Re: Suggestions for improving MHA's i18n support

Mooffie Thu, 12 Sep 2002 16:38:49 -0700

On Wednesday 11 September 2002 09:29 pm, Earl Hood wrote:
> On September 11, 2002 at 03:50, Mooffie wrote:
> > Currently, charset conversion routines are not applied to HTML messages.
. . .
> > My suggestion is to apply the charset conversion routines to HTML
> > messages as well.
. . .
> A thing to consider is to have a pre-filtering step for any
> text/* type that allows for a pre-conversion processing before a text
> entity is passed to a filter.


Yes, that's a better idea.

> This relates to the TODO item of having
> chained filters.

Chained? You mean that they'll run one after the other?

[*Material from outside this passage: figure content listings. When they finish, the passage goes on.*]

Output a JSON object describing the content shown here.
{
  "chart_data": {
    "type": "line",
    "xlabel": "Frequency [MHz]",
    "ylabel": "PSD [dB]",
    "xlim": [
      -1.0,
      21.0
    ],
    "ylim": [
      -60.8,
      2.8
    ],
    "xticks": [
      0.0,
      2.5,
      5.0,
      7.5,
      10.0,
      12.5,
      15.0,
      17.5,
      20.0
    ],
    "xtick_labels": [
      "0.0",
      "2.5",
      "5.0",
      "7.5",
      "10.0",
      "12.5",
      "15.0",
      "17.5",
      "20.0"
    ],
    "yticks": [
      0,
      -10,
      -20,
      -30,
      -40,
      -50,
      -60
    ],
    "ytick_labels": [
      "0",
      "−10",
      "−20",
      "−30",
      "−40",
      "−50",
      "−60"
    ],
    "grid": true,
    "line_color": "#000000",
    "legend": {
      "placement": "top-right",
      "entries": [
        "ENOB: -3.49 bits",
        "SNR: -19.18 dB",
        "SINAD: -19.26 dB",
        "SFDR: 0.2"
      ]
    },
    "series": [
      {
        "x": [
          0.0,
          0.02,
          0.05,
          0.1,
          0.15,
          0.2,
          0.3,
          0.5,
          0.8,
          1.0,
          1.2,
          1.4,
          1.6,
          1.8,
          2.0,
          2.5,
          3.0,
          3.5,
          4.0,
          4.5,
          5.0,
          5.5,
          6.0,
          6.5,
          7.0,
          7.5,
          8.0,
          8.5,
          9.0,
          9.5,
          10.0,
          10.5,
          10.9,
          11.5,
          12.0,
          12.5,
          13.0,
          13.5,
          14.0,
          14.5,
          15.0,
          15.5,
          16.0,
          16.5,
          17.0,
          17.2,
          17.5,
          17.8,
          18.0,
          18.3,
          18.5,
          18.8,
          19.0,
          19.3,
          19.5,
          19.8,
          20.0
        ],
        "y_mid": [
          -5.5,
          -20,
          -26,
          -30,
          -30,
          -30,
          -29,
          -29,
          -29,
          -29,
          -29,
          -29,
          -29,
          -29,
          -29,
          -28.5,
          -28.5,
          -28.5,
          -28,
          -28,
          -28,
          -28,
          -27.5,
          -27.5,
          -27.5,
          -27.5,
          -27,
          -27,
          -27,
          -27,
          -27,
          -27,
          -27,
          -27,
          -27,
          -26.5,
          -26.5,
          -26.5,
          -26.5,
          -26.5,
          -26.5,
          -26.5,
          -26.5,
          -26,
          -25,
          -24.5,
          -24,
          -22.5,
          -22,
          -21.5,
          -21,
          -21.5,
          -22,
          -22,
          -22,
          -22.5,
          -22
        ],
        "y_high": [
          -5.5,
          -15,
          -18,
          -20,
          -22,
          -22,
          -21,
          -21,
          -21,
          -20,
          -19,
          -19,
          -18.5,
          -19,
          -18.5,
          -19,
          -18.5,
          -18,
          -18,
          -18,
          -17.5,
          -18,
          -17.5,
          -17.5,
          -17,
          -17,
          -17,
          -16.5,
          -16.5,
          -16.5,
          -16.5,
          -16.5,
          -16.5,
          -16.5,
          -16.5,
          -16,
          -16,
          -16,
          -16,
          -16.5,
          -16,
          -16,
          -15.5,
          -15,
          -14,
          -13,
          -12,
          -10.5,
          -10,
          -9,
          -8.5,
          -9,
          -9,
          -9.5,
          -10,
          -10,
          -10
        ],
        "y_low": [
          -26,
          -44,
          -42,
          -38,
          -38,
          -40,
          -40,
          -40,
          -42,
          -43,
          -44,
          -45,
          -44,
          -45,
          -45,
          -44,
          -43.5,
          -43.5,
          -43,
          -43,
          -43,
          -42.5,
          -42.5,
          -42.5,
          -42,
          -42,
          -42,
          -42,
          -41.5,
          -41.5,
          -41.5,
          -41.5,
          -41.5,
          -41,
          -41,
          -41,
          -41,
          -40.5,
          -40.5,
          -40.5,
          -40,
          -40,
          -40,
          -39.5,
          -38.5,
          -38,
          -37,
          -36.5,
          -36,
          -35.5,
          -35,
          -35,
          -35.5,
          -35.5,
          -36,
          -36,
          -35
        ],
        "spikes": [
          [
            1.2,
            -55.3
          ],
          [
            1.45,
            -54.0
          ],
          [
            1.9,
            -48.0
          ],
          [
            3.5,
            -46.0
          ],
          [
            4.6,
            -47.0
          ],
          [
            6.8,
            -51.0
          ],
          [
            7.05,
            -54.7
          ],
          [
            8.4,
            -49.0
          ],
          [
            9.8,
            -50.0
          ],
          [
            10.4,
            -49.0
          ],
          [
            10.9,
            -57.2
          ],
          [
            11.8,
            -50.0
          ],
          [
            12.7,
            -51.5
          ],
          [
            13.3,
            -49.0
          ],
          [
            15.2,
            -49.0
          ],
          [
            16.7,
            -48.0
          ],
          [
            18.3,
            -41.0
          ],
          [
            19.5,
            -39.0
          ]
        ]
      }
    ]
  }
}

If you examine a filter in HSMA, you'll see that its structure is:

sub my_new_HTML_filter {
        # 1. do some processing...
        # 2. call MHA's HTML filter
        # 3. do some more processing...
}

And this looks more usefull than a simple chain.

> > 2.
> >
> > There are two instances where we (and MHA) don't know the charset of the
> > data:
. . .
> > Since MHA doesn't know the charset of the data, a UTF-8 conversion can't
> > be carried out.
. . .
> > My suggestion is to create a new resource, <DefaultCharset>, that allows
> > one to specify a default charset.
. . .
> This is a nice shortcut to something like the following that has
> the same effect:
>
>     <CharsetConverters>
>     plain; MyMHADefault::str2html; MyMHADefault.pm
>     </CharsetConverters>
>
> In MyMHADefault.pm:
>
>     package MyMHADefault;
>     require 'readmail.pl';
>
>     my $default_charset = 'iso-8859-8';
>     sub str2html {
>       my $charcnv = readmail::load_charset($default_charset);
>       $charcnv($_[0], $default_charset);
>     }
>     1;

That's right, but you can't expect the user to be a Perl programmer... so this 
isn't merely a "shortcut".

> > 3.
> >
> > Misconfigured MUAs, including some web-mails, may declare an incorrect
> > charset.
. . .
> > My suggestion is to create a new resource, <CharsetAliases>, to have MHA
> > treat some charsets as others. Then, for example, if I have a Hebrew
> > mailing list, I'd write:
> >
> > <CharsetAliases>
> > iso-8859-8;  us-ascii iso-8859-1 iso-8859-8-i x-unknown x-user-defined
> > </CharsetAlises>
. . .
> You can do the following to get a similiar effect:
>
> <CharsetConverters>
> us-ascii; MyHebrewConverter::str2html; MyHebrewConverter.pm
> iso-8859-1; MyHebrewConverter::str2html; MyHebrewConverter.pm
> iso-8859-8; MyHebrewConverter::str2html; MyHebrewConverter.pm
> iso-8859-8-i; MyHebrewConverter::str2html; MyHebrewConverter.pm
> x-unknown; MyHebrewConverter::str2html; MyHebrewConverter.pm
> x-user-defined; MyHebrewConverter::str2html; MyHebrewConverter.pm
> </CharsetConverters>

Your suggestion may fail. Imagine the following situation:

Let's say MyHebrewConverter::str2html() converts its input to UTF-8.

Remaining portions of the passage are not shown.